4. Schlussfolgerungen
Da die Nizza-Klassifikation bereits in der 10. Auflage herausgegeben wird, kam es bereits in der Vergangenheit zu vielfachen Änderungen und Anpassungen; die Anzahl dieser Änderungen wird in Zukunft weiter zunehmen, da ab dem 1. Januar 2013 jährliche Versionen der Nizza-Klassifikation herausgegeben werden, die neue Einträge oder Streichungen bestehender Einträge vorsehen.
Diese Änderungen zwischen den jeweiligen Auflagen der Nizza-Klassifikationen sind stets im Auge zu behalten. Dies gilt umso mehr, da auch professionelle Anbieter von Markenrecherchen Umklassifizierungen nur dann berücksichtigen, sofern eine Anpassung im Markenregister vom entsprechenden Markenamt publiziert wurde. Da auch im Fall der vom DPMA bei der Verlängerung des Markenschutzes vorgenommenen Anpassungen an die aktuell gültige Fassung der Nizza-Klassifikation nicht im Markenblatt veröffentlicht wird, werden solche Änderungen auch von professionellen Rechercheanbietern nicht berücksichtigt.
Auch geben die professionellen Rechercheanbieter ihren Kunden in der Regel keinen Hinweis auf mögliche Verschiebungen in den Nizza-Klassifikationen, bzw. sind sie dazu auch nicht in der Lage, sofern eine Ähnlichkeitsrecherche oder Markenüberwachung nur pauschal für bestimmte Klassen in Auftrag gegeben wird.

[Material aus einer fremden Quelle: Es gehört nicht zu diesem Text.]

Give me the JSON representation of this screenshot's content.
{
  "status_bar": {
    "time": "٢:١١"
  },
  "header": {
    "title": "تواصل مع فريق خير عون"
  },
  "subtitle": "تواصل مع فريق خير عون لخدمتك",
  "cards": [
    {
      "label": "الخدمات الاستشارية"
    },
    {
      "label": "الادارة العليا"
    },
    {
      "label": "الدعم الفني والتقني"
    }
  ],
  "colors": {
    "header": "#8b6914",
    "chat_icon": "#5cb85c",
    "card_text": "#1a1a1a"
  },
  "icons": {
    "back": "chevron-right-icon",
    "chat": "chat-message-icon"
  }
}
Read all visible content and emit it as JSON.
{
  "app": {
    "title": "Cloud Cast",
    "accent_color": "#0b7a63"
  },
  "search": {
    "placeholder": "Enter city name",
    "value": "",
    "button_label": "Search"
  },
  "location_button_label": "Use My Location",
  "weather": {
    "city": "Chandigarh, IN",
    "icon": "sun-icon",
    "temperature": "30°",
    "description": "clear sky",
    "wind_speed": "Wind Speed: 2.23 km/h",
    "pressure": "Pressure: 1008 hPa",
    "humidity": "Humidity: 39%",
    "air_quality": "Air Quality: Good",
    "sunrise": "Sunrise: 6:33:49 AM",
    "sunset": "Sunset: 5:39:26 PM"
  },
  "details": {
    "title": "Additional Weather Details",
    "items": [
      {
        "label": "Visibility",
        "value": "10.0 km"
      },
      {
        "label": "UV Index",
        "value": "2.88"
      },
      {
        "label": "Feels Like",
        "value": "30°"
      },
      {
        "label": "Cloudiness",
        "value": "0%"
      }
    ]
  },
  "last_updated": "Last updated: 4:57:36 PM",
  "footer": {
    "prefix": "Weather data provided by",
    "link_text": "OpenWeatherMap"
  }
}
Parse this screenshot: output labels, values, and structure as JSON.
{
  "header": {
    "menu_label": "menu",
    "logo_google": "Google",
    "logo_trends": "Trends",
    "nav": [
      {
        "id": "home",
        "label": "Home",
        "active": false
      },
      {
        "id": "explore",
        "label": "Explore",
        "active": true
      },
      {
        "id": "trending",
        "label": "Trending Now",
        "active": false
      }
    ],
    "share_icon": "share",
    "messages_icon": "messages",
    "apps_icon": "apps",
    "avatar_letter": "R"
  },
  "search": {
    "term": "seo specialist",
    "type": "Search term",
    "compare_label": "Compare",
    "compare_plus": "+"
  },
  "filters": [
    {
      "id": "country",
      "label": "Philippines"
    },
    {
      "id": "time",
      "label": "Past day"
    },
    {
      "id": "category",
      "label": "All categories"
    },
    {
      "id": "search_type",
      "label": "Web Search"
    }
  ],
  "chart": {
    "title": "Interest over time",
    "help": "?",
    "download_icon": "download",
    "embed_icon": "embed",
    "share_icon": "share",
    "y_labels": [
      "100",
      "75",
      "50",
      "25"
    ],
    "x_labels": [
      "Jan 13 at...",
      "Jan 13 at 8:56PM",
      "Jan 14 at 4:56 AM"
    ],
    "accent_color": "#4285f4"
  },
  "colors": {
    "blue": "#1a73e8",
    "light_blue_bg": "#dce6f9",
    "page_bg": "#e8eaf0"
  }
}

Es ist daher unerlässlich, dass der Markenanmelder bei der Erstellung seines Produktver-zeichnisses, das ohnehin mit grösster Sorgfalt unter anwaltlicher Beratung erstellt werden sollte, zuvor erfolgte Verschiebungen in den Nizza-Klassifikationen im Auge behält und in seine Recherche nach kollidierenden Marken einbezieht bzw. spätere Verschiebungen in weiteren Auflagen der Nizza-Klassifikationen bei der Überwachung einer eingetragenen Marke berücksichtigt.